J’arrive largement à temps aux abords du moulin, je suis tellement en avance que je prends une rue latérale pour faire le tour du quartier. L’après-midi a duré longtemps, je me suis ennuyé. C’est la sensation la plus étrange jusqu’à présent : l’ennui. La lassitude étroitement associée, ou même mêlée à l’ennui, forme un filtre apaisant qui me protègera de ce que je m’attends à trouver au moulin : personne. À part peut-être Le Pape qui avait, en tout cas cet après-midi, l’intention de venir. Nous devrons donc nous débrouiller tous les deux ici : une fois par semaine, nous vendrons un calice pour assurer notre subsistance, ou une fois par mois, je n’ai pas la moindre idée de la valeur de chacun de ces objets, nous dissuaderons son dealer et, chaque fois que nous verrons monsieur G.B.J. Hiltermann en peignoir dans la rue, nous le saluerons poliment en murmurant dans son dos « Espèce d’ordure, espèce d’ordure » et nous vivrons heureux jusqu’à la fin de nos jours. Mais le soir tombe et je parcours les derniers mètres jusqu’au moulin et je suis certain que je n’y retrouverai même pas Le Pape.
          Je me trompe. Tout le monde est là. Je suis le dernier. Le groupe est au complet, au grand complet même, car Tibétain et Gréviste de la Faim sont allés au Grimberwal et à la table de lecture du Gasthuys, ils ont trouvé trois autres voyageurs dans le temps désemparés : Photographe, Dracula et Coureuse de Haies, qui avait sauté par-dessus une table pendant la soirée déguisée, comme ça nous est soudain à tous revenu à l’esprit. Chacun porte un petit sac contenant les maigres provisions de la journée. Je suis le seul sans.
          Je dois m’habituer à nous. En approchant et en voyant au loin le petit groupe au bord du canal, je me suis dit : tiens, des touristes âgés qui veulent visiter le moulin. J’ai mis un moment avant de reconnaître mes futurs compagnons de voyage. Tout le temps que j’ai pensé à eux, je nous ai involontairement imaginés comme les étudiants que nous étions autrefois, à l’âge que nous avions à l’époque.

Et quelques heures plus tard, nous étions en route vers le sud, dans un bus volé.
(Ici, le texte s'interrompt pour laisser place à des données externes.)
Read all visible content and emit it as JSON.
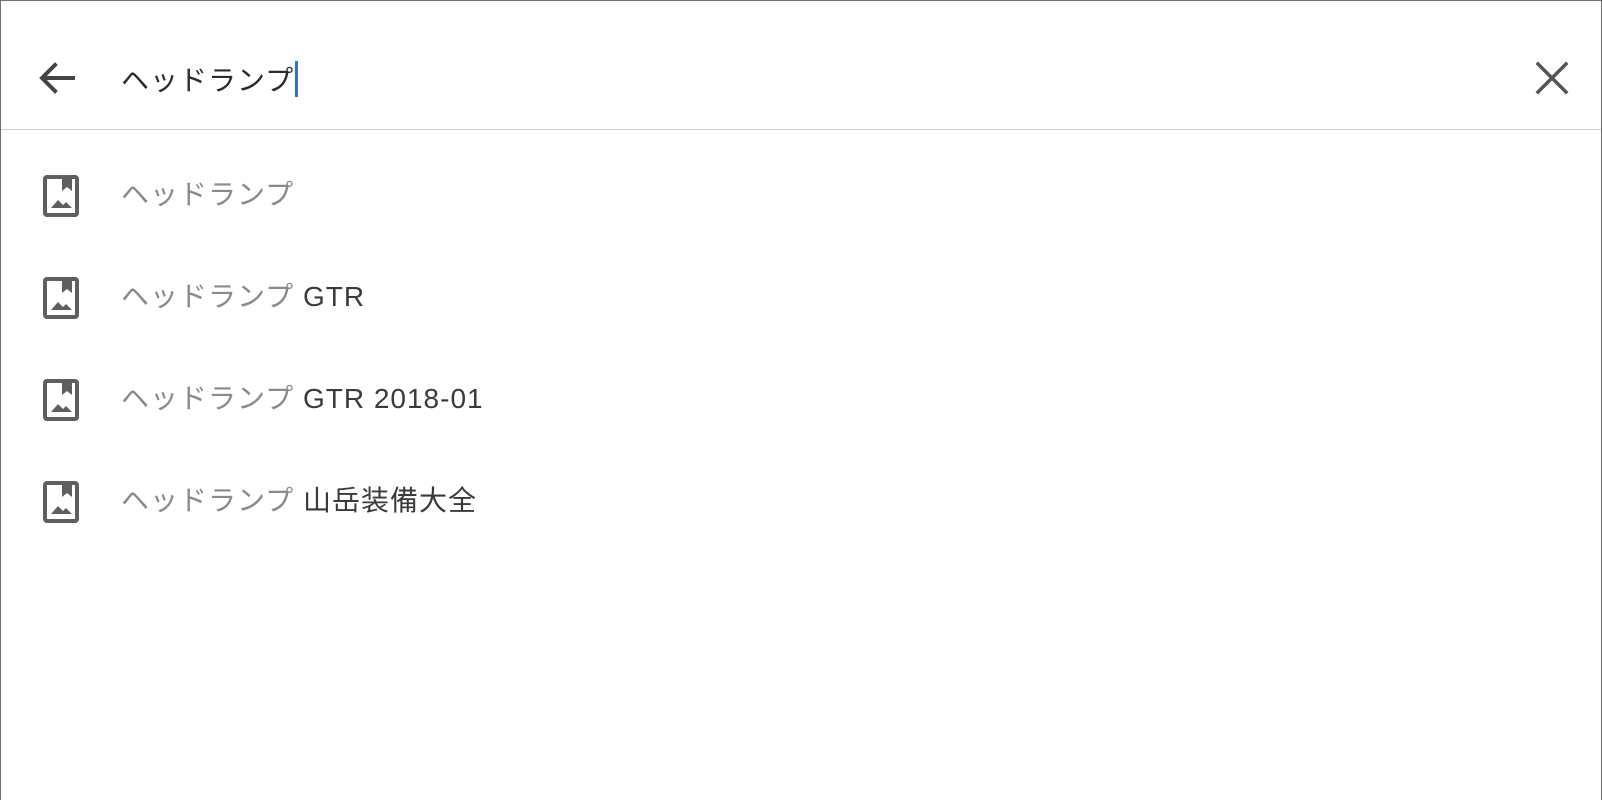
{
  "search": {
    "query": "ヘッドランプ",
    "back_icon": "arrow-left-icon",
    "clear_icon": "close-icon"
  },
  "suggestions": [
    {
      "prefix": "ヘッドランプ",
      "suffix": "",
      "icon": "photo-bookmark-icon"
    },
    {
      "prefix": "ヘッドランプ",
      "suffix": " GTR",
      "icon": "photo-bookmark-icon"
    },
    {
      "prefix": "ヘッドランプ",
      "suffix": " GTR 2018-01",
      "icon": "photo-bookmark-icon"
    },
    {
      "prefix": "ヘッドランプ",
      "suffix": " 山岳装備大全",
      "icon": "photo-bookmark-icon"
    }
  ],
  "colors": {
    "caret": "#2f6fd6",
    "icon": "#5f5f5f",
    "prefix_text": "#8a8a8a",
    "suffix_text": "#3a3a3a"
  }
}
Environ trois jours après, nous sommes arrivés au monastère. Tout est allé vite, c’est sûr, et nous n’étions plus au complet : Dracula et Coureuse de Haies avaient quitté le groupe le soir-même comme s’ils étaient arrivés trop tard pour s’intégrer. Nous avons réussi à garder Photographe, qui est toujours avec nous. Nous n’avons jamais su ce qu’étaient devenus les trois dissidents, Dracula, Coureuse de Haies et Fils à Papa, qui étaient déjà partis. Nous ignorons totalement s’ils ont été arrêtés, interrogés, incarcérés, ou s’ils ont passé le restant de leur vie comme des sans-abris à Amsterdam, ou s’ils ont définitivement laissé tomber. S’il y a eu une tempête médiatique, nous l’avons manquée ; en chemin, nous n’avons pas lu les journaux, là où nous sommes maintenant non plus, le monastère est équipé d’un téléviseur couleur mais la réception est instable et incertaine, nous regardons rarement les informations. Enfin, j’anticipe. Nous avons donc réussi à rejoindre le monastère, je suis dans ma cellule et je poursuis le récit du voyage. Miraculeux.

Il me semble clair que, si tout le monde est revenu au moulin, c’est par peur et non par enthousiasme. La peur de rester seul ou de sombrer. Mais avec le recul, je pense aussi que l’instant précis où je suis arrivé à la hauteur du groupe et me suis rendu compte que toute la journée, j’avais visualisé mes compagnons de voyage comme les étudiants qu’ils étaient autrefois, a été déterminant. Cette idée, la confusion entre jeune et vieux, ne me quitterait jamais totalement au cours des mois et des années qui suivraient. Je ne me suis jamais renseigné auprès des autres, toutefois je crois que cette confusion nous concernait tous et je pense que c’est une des raisons pour lesquelles nous avons tenu le coup si longtemps ensemble sans que je puisse pour autant expliquer comment cela a pu fonctionner.

Rob van Essen, Ik kom hier nog op terug, Amsterdam, Atlas Contact, 2023, p. 291-298.